Chin had advanced degrees in mathematics and economics and was only a kid, still, with a gutterpunk stripe in his hair, a moody beet-root red.

The two men talked and made decisions. These were Eric's decisions, which Chin entered resentfully in his hand organizer and then synched with the system. The car was moving. Eric watched himself on the oval screen below the spycam, running his thumb along his chinline. The car stopped and moved and he realized queerly that he'd just placed his thumb on his chinline, a second or two after he'd seen it on-screen.

"Where is Shiner?"

"On his way to the airport."

"Why do we still have airports? Why are they called airports?"

"I know I can't answer these questions without losing your respect," Chin said.

"Shiner told me our network is secure."

"Then it is."

"Safe from penetration."

"He's the best there is at finding holes."

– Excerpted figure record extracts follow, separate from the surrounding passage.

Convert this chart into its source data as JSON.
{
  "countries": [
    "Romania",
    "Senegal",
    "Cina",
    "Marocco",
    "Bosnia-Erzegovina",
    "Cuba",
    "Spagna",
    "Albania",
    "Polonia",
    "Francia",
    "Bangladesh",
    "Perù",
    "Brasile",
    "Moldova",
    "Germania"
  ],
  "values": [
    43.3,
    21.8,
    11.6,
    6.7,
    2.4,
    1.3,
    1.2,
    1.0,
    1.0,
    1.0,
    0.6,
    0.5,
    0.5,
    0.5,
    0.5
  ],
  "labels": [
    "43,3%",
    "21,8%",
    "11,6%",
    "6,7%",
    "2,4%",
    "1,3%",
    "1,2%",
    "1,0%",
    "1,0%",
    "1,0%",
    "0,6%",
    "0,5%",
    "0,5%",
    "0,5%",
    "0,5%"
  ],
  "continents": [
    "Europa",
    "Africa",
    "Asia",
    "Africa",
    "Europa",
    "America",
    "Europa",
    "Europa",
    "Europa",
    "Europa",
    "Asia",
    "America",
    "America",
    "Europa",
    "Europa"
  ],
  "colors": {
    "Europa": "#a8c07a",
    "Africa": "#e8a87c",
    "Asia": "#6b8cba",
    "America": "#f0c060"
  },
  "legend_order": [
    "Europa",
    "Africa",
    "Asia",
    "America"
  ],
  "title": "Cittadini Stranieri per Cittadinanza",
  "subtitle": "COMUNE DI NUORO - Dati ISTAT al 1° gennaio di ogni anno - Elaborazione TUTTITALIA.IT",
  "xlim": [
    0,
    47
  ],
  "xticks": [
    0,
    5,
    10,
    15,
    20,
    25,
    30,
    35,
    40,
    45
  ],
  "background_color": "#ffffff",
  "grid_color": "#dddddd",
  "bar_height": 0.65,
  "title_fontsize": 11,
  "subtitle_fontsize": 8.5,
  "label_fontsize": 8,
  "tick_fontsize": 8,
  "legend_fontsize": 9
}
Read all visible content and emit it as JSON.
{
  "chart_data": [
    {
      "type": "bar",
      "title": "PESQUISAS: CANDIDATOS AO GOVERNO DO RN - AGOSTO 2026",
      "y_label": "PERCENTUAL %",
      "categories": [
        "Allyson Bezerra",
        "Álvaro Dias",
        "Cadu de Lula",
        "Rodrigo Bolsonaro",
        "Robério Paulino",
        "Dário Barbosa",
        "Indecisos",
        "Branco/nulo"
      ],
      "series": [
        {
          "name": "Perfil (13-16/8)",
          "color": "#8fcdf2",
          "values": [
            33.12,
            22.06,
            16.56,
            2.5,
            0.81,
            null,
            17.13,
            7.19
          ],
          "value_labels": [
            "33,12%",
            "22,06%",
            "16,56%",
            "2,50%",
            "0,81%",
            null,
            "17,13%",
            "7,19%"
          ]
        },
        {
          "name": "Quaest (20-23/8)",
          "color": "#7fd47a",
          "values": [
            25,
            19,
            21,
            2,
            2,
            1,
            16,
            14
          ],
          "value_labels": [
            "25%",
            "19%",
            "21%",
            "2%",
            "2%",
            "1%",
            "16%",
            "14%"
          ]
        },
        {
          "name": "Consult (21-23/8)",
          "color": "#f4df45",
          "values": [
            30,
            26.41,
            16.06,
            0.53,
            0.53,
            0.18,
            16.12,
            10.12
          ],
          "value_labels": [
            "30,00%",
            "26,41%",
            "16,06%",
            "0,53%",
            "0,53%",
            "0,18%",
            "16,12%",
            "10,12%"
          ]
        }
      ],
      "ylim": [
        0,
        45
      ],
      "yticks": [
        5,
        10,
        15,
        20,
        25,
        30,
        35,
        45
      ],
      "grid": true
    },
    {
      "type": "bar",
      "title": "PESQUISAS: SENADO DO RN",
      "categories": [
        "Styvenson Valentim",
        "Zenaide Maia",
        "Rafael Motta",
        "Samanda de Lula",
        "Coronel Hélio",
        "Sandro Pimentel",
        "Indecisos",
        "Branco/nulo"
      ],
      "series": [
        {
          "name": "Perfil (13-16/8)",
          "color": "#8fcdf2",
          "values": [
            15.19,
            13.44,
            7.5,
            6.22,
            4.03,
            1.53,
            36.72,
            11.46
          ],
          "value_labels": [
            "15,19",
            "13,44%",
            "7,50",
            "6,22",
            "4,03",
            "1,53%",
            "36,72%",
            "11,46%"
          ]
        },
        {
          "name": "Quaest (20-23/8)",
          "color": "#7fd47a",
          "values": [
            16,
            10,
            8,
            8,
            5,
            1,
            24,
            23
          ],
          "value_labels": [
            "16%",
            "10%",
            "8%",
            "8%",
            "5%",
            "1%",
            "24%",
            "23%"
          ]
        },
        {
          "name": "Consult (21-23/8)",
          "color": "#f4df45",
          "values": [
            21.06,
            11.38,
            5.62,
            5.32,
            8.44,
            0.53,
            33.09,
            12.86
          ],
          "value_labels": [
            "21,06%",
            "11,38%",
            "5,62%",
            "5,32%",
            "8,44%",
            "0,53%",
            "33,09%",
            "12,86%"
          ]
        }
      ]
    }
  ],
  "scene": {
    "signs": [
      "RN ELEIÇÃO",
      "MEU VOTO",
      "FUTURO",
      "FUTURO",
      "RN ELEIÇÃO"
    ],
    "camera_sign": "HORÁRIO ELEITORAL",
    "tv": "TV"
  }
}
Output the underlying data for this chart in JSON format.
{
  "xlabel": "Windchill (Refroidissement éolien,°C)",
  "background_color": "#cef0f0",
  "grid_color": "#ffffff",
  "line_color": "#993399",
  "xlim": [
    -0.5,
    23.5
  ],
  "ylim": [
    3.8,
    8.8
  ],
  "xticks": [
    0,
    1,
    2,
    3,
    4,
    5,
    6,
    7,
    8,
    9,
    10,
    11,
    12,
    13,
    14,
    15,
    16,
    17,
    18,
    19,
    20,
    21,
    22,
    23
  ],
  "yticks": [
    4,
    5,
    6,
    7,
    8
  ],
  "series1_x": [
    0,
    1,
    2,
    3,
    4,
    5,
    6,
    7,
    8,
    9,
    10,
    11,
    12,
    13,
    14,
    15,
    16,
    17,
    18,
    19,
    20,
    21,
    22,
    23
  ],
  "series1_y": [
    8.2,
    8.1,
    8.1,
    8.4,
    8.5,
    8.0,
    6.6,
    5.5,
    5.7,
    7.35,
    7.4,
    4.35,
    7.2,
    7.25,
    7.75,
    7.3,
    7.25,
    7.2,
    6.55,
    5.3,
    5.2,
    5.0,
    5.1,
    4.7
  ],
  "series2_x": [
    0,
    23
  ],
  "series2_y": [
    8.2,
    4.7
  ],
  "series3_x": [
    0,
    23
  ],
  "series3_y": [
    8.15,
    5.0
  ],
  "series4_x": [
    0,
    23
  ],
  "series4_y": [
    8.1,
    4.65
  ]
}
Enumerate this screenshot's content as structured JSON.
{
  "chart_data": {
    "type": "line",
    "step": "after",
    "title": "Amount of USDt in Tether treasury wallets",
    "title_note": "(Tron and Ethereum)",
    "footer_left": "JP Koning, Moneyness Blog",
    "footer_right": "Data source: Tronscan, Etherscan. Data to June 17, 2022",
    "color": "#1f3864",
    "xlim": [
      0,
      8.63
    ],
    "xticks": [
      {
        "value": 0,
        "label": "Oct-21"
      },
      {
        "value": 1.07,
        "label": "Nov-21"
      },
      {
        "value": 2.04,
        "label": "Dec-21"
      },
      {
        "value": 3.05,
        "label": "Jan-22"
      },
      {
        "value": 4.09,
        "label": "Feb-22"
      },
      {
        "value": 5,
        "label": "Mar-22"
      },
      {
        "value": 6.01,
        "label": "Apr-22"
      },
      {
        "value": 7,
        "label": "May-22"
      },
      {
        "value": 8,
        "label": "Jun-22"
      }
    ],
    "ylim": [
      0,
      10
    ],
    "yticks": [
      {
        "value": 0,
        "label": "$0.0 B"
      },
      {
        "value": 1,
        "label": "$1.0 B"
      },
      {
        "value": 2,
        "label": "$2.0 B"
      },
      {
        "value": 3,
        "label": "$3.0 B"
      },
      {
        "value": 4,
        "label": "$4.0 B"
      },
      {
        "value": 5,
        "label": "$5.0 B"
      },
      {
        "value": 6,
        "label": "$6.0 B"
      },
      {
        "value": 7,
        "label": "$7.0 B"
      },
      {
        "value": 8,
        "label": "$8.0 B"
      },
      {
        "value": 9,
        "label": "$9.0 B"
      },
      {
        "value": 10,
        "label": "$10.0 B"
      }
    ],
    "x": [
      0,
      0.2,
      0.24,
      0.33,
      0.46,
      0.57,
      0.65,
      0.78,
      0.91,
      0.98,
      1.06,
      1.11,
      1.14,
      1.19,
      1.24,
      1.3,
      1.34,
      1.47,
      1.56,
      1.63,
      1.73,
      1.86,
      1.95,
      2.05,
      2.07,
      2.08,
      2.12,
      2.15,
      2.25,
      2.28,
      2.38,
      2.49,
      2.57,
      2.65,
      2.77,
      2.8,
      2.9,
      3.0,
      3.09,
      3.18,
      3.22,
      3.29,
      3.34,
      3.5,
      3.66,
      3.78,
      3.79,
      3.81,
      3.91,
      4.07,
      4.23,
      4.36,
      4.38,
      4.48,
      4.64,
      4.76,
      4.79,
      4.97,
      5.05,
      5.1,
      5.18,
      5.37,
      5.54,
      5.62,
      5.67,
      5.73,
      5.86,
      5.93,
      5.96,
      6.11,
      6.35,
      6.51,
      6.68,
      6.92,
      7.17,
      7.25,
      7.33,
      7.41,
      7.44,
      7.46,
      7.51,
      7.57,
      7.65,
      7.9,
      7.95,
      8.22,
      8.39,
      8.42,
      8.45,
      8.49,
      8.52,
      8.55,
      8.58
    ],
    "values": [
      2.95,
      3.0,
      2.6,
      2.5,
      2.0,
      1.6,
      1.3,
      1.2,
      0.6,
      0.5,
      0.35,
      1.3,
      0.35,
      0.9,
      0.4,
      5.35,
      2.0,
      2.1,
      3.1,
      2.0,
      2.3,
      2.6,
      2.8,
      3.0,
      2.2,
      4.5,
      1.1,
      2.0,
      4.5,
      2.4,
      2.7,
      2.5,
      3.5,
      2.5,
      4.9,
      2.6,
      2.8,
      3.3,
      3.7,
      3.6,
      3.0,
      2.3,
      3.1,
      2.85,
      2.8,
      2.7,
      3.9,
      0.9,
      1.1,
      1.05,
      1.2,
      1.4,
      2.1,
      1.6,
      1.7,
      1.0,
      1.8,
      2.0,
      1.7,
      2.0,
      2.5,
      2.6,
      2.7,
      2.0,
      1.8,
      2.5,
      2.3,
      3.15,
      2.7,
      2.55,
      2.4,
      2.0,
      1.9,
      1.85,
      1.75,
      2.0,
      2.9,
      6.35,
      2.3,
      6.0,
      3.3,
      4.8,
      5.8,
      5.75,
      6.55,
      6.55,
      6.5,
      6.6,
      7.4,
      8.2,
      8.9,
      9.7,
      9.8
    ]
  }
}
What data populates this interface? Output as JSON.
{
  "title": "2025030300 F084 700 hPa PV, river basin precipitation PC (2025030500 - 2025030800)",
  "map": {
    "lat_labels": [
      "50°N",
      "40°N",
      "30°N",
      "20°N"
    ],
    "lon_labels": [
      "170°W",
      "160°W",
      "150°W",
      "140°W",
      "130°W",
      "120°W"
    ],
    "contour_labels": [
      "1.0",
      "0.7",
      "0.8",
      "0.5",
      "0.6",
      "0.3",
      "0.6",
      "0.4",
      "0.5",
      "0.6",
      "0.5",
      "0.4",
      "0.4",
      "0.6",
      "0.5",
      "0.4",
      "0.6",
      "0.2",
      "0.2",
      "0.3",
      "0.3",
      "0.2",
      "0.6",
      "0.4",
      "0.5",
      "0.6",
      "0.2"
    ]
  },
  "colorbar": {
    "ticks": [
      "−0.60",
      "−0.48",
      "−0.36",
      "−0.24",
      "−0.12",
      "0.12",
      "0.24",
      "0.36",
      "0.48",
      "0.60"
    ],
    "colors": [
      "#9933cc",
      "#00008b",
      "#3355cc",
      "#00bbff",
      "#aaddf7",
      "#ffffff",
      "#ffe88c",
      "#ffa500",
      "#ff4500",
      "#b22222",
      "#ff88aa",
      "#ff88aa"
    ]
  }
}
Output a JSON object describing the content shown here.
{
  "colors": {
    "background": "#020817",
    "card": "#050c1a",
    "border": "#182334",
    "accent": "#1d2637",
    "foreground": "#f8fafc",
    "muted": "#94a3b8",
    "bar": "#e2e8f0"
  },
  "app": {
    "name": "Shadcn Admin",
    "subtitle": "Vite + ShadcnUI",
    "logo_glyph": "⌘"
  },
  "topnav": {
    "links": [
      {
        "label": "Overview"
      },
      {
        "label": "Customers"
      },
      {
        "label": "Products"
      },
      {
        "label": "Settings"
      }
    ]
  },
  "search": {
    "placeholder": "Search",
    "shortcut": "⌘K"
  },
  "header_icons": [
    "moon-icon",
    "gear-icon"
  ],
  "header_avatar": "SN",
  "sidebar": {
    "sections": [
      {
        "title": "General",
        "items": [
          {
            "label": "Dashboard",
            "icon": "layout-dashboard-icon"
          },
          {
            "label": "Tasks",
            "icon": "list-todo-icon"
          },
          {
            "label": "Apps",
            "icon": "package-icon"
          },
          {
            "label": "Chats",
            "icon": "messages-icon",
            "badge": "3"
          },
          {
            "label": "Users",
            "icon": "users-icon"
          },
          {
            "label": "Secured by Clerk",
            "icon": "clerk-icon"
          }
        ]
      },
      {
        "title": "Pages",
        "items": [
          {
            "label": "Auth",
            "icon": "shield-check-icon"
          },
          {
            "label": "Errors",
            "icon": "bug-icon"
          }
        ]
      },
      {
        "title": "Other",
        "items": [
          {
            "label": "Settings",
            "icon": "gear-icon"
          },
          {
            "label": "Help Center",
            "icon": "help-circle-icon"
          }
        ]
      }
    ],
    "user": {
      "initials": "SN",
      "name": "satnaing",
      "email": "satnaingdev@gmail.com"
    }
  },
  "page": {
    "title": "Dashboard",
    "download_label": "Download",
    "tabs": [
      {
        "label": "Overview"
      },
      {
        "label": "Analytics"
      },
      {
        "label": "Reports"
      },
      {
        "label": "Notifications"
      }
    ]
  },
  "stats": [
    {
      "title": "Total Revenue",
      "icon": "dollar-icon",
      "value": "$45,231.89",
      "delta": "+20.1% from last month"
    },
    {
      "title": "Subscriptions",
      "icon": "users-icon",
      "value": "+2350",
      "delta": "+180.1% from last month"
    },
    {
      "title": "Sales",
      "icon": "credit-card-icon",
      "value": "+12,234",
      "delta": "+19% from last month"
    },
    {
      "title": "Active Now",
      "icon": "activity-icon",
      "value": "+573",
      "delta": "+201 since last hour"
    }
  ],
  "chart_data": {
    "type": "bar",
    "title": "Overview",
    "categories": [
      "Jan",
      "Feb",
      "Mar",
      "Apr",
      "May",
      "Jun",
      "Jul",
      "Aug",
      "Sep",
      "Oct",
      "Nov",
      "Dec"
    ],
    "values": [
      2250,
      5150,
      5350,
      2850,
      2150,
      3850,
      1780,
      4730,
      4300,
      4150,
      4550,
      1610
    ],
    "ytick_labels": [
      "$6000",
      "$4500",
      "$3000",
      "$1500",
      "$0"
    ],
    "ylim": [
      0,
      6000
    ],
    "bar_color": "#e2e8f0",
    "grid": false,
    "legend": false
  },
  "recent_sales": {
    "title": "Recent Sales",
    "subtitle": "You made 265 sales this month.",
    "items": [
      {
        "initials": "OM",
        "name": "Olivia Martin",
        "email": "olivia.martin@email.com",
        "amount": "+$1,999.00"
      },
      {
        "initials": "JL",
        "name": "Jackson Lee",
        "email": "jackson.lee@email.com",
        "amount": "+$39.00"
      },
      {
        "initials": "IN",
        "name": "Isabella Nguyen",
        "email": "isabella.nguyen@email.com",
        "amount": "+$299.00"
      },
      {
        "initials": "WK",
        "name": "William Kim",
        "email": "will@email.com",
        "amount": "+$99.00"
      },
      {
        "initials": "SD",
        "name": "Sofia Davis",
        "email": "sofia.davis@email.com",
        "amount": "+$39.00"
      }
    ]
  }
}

"Then why am I seeing things that haven't happened yet?

The floor of the limousine was Carrara marble, from the quarries where Michelangelo stood half a millennium ago, touching the tip of his finger to the starry white stone.

He looked at Chin, adrift in his jump seat, lost in rambling thought.

"How old are you?"

"Twenty-two. What? Twenty-two."

"You look younger. I was always younger than anyone around me. One day it began to change."

"I don't feel younger. I feel located totally nowhere. I think I'm ready to quit, basically, the business."

"Put a stick of gum in your mouth and try not to chew it. For someone your age, with your gifts, there's only one thing in the world worth pursuing professionally and intellectually. What is it, Michael? The interaction between technology and capital. The inseparability."